20. In Ramchander v. Ananta, the Supreme Court has again held that instances of cruelty are not to be taken in isolation but cumulative effect of facts and circumstances emerging from evidence on record and then drawing a fair inference whether plaintiff has been subjected to mental cruelty due to conduct of other spouse has to be culled out.

21. The principle is, thus, settled that whether in the facts and circumstances of a given case, the plaintiff has been able to make out a case of grant of divorce on the ground of cruelty would depend upon the nature of pleadings and evidence in that case and there can be no straitjacket formula nor an exhaustive list of instances can be prepared, where cruelty is said to have been committed by one or other party to the marriage. Cruelty can also not be inferred by applying any formula because the said question is to be determined keeping in view the social status of the parties, their financial and other conditions, the atmosphere and the kind of employment or vocation which they carry out would all be important to interfere whether on the given set of allegations it has become difficult for the plaintiff to live with the other side and the behaviour of such degree which amounts to cruelty.

22. When considered in the facts and circumstances of the present case, it would clearly manifest that the husband has admitted in his statement that he had undergone treatment at Nerlikar Hospital and Research Center, Nashik for leaving the ill habit of consumption of liquor.
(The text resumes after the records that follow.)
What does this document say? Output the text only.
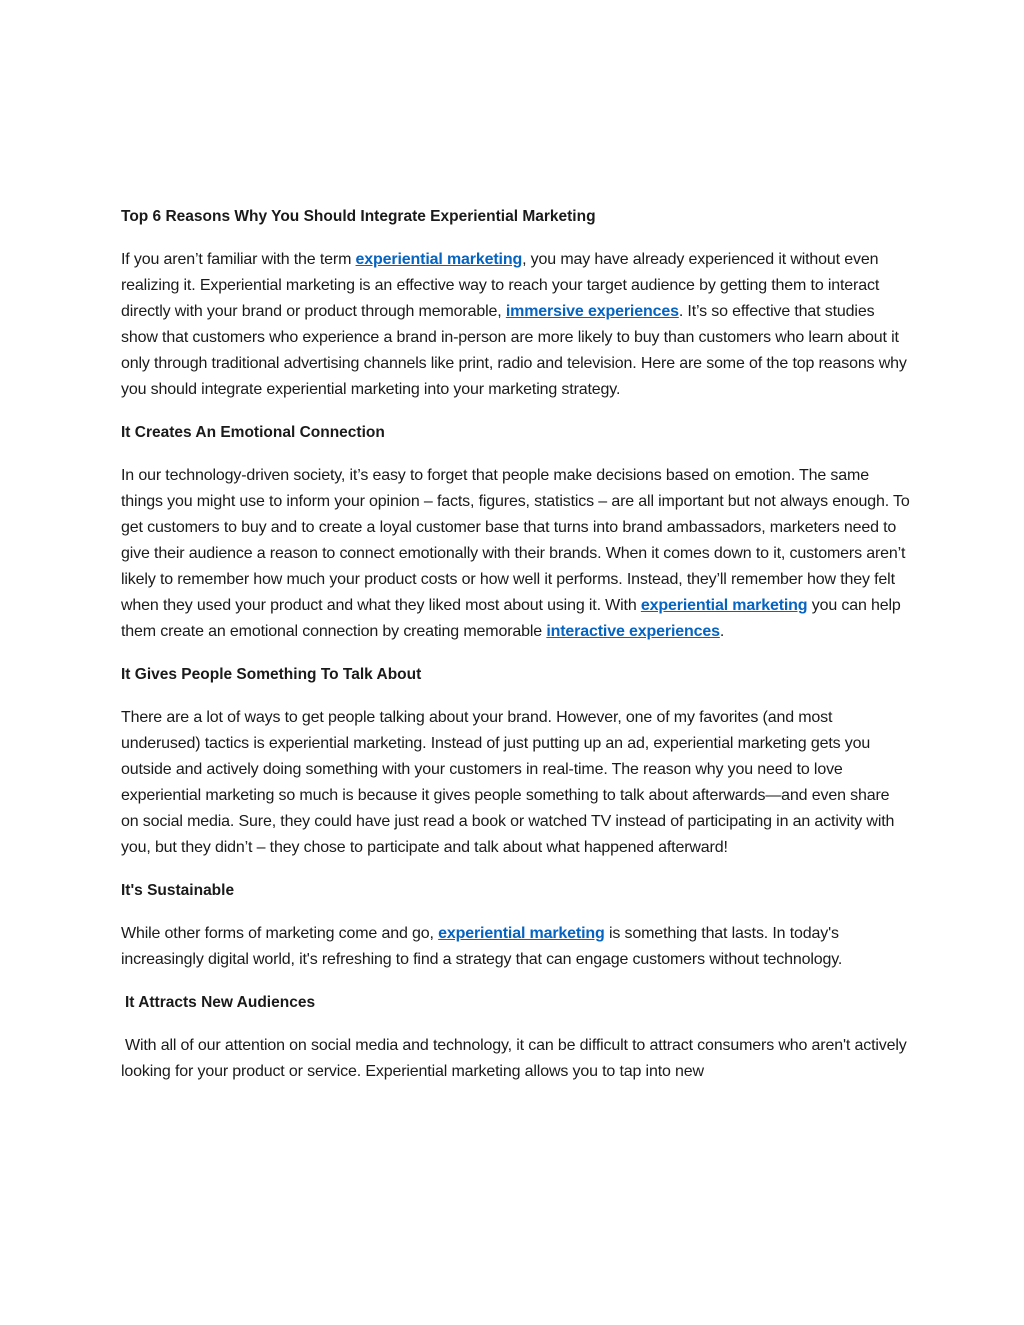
Top 6 Reasons Why You Should Integrate Experiential Marketing

If you aren’t familiar with the term experiential marketing, you may have already experienced it without even realizing it. Experiential marketing is an effective way to reach your target audience by getting them to interact directly with your brand or product through memorable, immersive experiences. It’s so effective that studies show that customers who experience a brand in-person are more likely to buy than customers who learn about it only through traditional advertising channels like print, radio and television. Here are some of the top reasons why you should integrate experiential marketing into your marketing strategy.

It Creates An Emotional Connection

In our technology-driven society, it’s easy to forget that people make decisions based on emotion. The same things you might use to inform your opinion – facts, figures, statistics – are all important but not always enough. To get customers to buy and to create a loyal customer base that turns into brand ambassadors, marketers need to give their audience a reason to connect emotionally with their brands. When it comes down to it, customers aren’t likely to remember how much your product costs or how well it performs. Instead, they’ll remember how they felt when they used your product and what they liked most about using it. With experiential marketing you can help them create an emotional connection by creating memorable interactive experiences.

It Gives People Something To Talk About

There are a lot of ways to get people talking about your brand. However, one of my favorites (and most underused) tactics is experiential marketing. Instead of just putting up an ad, experiential marketing gets you outside and actively doing something with your customers in real-time. The reason why you need to love experiential marketing so much is because it gives people something to talk about afterwards—and even share on social media. Sure, they could have just read a book or watched TV instead of participating in an activity with you, but they didn’t – they chose to participate and talk about what happened afterward!

It's Sustainable

While other forms of marketing come and go, experiential marketing is something that lasts. In today's increasingly digital world, it's refreshing to find a strategy that can engage customers without technology.

It Attracts New Audiences

With all of our attention on social media and technology, it can be difficult to attract consumers who aren't actively looking for your product or service. Experiential marketing allows you to tap into new
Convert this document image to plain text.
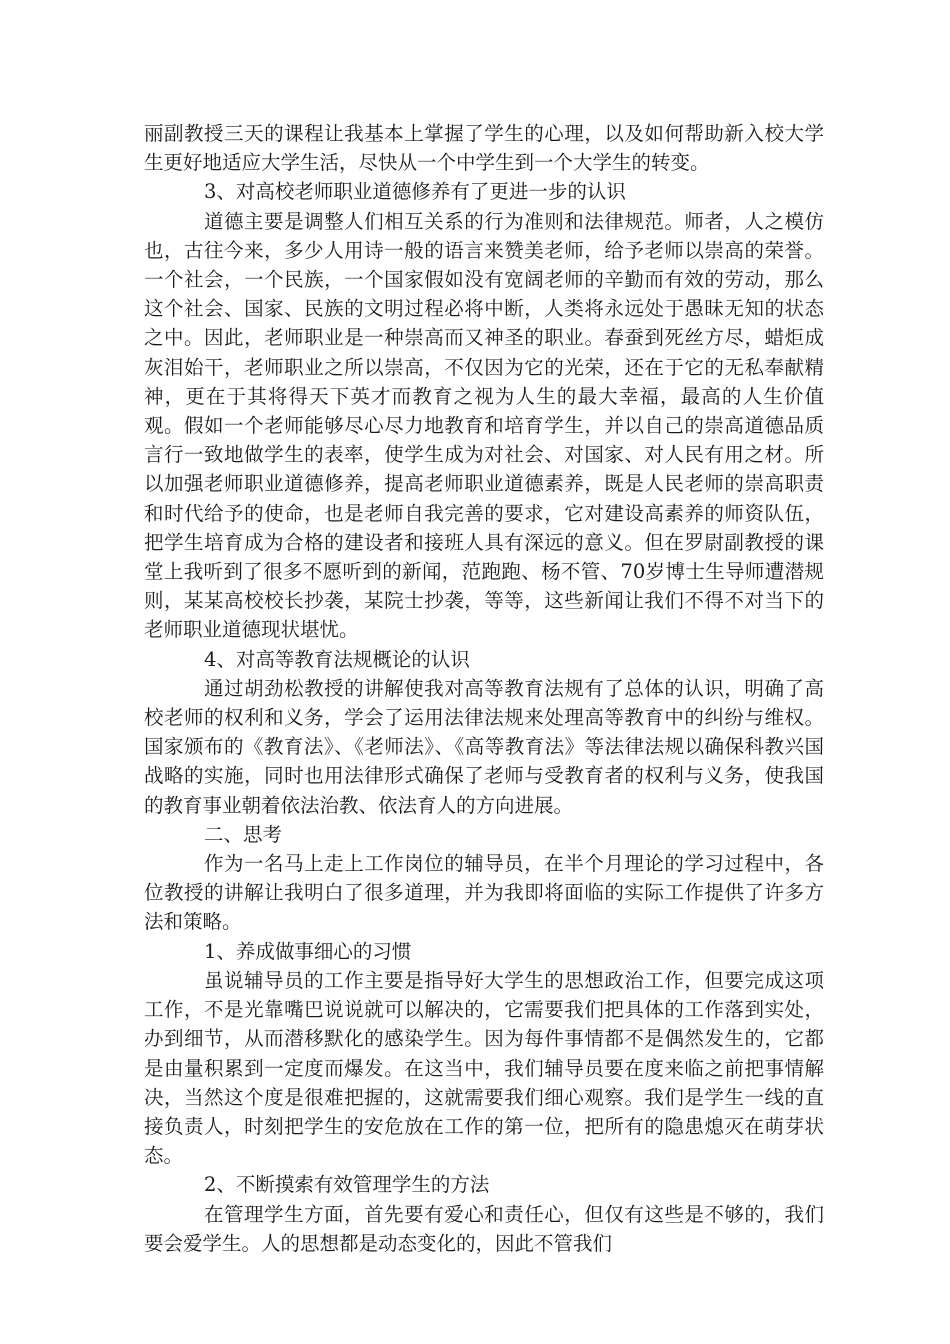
丽副教授三天的课程让我基本上掌握了学生的心理，以及如何帮助新入校大学生更好地适应大学生活，尽快从一个中学生到一个大学生的转变。

3、对高校老师职业道德修养有了更进一步的认识

道德主要是调整人们相互关系的行为准则和法律规范。师者，人之模仿也，古往今来，多少人用诗一般的语言来赞美老师，给予老师以崇高的荣誉。一个社会，一个民族，一个国家假如没有宽阔老师的辛勤而有效的劳动，那么这个社会、国家、民族的文明过程必将中断，人类将永远处于愚昧无知的状态之中。因此，老师职业是一种崇高而又神圣的职业。春蚕到死丝方尽，蜡炬成灰泪始干，老师职业之所以崇高，不仅因为它的光荣，还在于它的无私奉献精神，更在于其将得天下英才而教育之视为人生的最大幸福，最高的人生价值观。假如一个老师能够尽心尽力地教育和培育学生，并以自己的崇高道德品质言行一致地做学生的表率，使学生成为对社会、对国家、对人民有用之材。所以加强老师职业道德修养，提高老师职业道德素养，既是人民老师的崇高职责和时代给予的使命，也是老师自我完善的要求，它对建设高素养的师资队伍，把学生培育成为合格的建设者和接班人具有深远的意义。但在罗尉副教授的课堂上我听到了很多不愿听到的新闻，范跑跑、杨不管、70岁博士生导师遭潜规则，某某高校校长抄袭，某院士抄袭，等等，这些新闻让我们不得不对当下的老师职业道德现状堪忧。

4、对高等教育法规概论的认识

通过胡劲松教授的讲解使我对高等教育法规有了总体的认识，明确了高校老师的权利和义务，学会了运用法律法规来处理高等教育中的纠纷与维权。国家颁布的《教育法》、《老师法》、《高等教育法》等法律法规以确保科教兴国战略的实施，同时也用法律形式确保了老师与受教育者的权利与义务，使我国的教育事业朝着依法治教、依法育人的方向进展。

二、思考

作为一名马上走上工作岗位的辅导员，在半个月理论的学习过程中，各位教授的讲解让我明白了很多道理，并为我即将面临的实际工作提供了许多方法和策略。

1、养成做事细心的习惯

虽说辅导员的工作主要是指导好大学生的思想政治工作，但要完成这项工作，不是光靠嘴巴说说就可以解决的，它需要我们把具体的工作落到实处，办到细节，从而潜移默化的感染学生。因为每件事情都不是偶然发生的，它都是由量积累到一定度而爆发。在这当中，我们辅导员要在度来临之前把事情解决，当然这个度是很难把握的，这就需要我们细心观察。我们是学生一线的直接负责人，时刻把学生的安危放在工作的第一位，把所有的隐患熄灭在萌芽状态。

2、不断摸索有效管理学生的方法

在管理学生方面，首先要有爱心和责任心，但仅有这些是不够的，我们要会爱学生。人的思想都是动态变化的，因此不管我们
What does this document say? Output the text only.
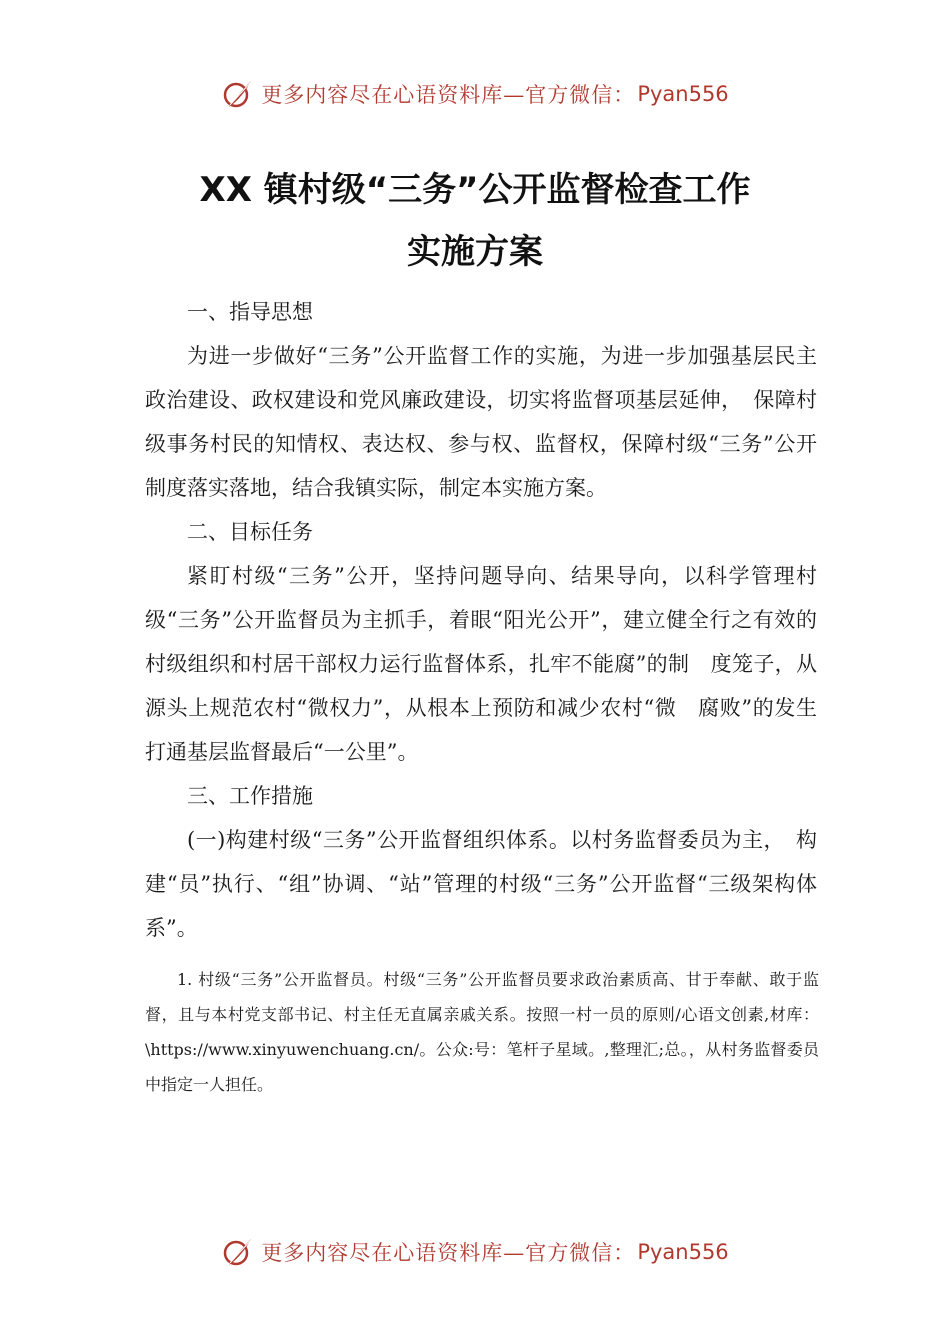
更多内容尽在心语资料库—官方微信： Pyan556
XX 镇村级“三务”公开监督检查工作
实施方案

一、指导思想

为进一步做好“三务”公开监督工作的实施，为进一步加强基层民主政治建设、政权建设和党风廉政建设，切实将监督项基层延伸，　保障村级事务村民的知情权、表达权、参与权、监督权，保障村级“三务”公开制度落实落地，结合我镇实际，制定本实施方案。

二、目标任务

紧盯村级“三务”公开，坚持问题导向、结果导向，以科学管理村级“三务”公开监督员为主抓手，着眼“阳光公开”，建立健全行之有效的村级组织和村居干部权力运行监督体系，扎牢不能腐”的制　度笼子，从源头上规范农村“微权力”，从根本上预防和减少农村“微　腐败”的发生打通基层监督最后“一公里”。

三、工作措施

(一)构建村级“三务”公开监督组织体系。以村务监督委员为主，　构建“员”执行、“组”协调、“站”管理的村级“三务”公开监督“三级架构体系”。

1. 村级“三务”公开监督员。村级“三务”公开监督员要求政治素质高、甘于奉献、敢于监督，且与本村党支部书记、村主任无直属亲戚关系。按照一村一员的原则/心语文创素,材库：\https://www.xinyuwenchuang.cn/。公众:号：笔杆子星域。,整理汇;总。，从村务监督委员中指定一人担任。

更多内容尽在心语资料库—官方微信： Pyan556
The husband examined himself as a witness, but did not examine any other person including his relatives to dispute the allegations made by the wife, whereas the wife has not only examined herself but her sister-in-law Smt. Aparna Maiti and her mother Smt. Ganga Maiti to prove that the husband had gone to DPS School where the wife was working and created nuisance in a state of intoxication. When the wife joined Brilliant Public School, the husband repeated the same behaviour at this school also. The witnesses have also supported the case of the wife that she was subjected to physical assault by the husband.

23. The evidence is, thus, cogent and reliable to prove that the husband was ill treating the wife in a state of intoxication and was also going to her work place, which has resulted in immense social humiliation apart from husband assaulting the wife inside the house. The conduct of the husband has made the life of the wife miserable and she apprehends endanger to her life and the future of her male child.

24. In the considered opinion of this Court, assaulting the wife in a state of intoxication and creating nuisance at her work place would amount to cruelty for obtaining decree of divorce, therefore, the trial Court has not committed any illegality in granting decree of divorce in favour of the respondent-wife. The impugned judgement is just and proper, warranting no interference of this Court.

25. As a sequel, the first appeal, sans substratum, is liable to be and is hereby dismissed leaving the parties to bear their own costs.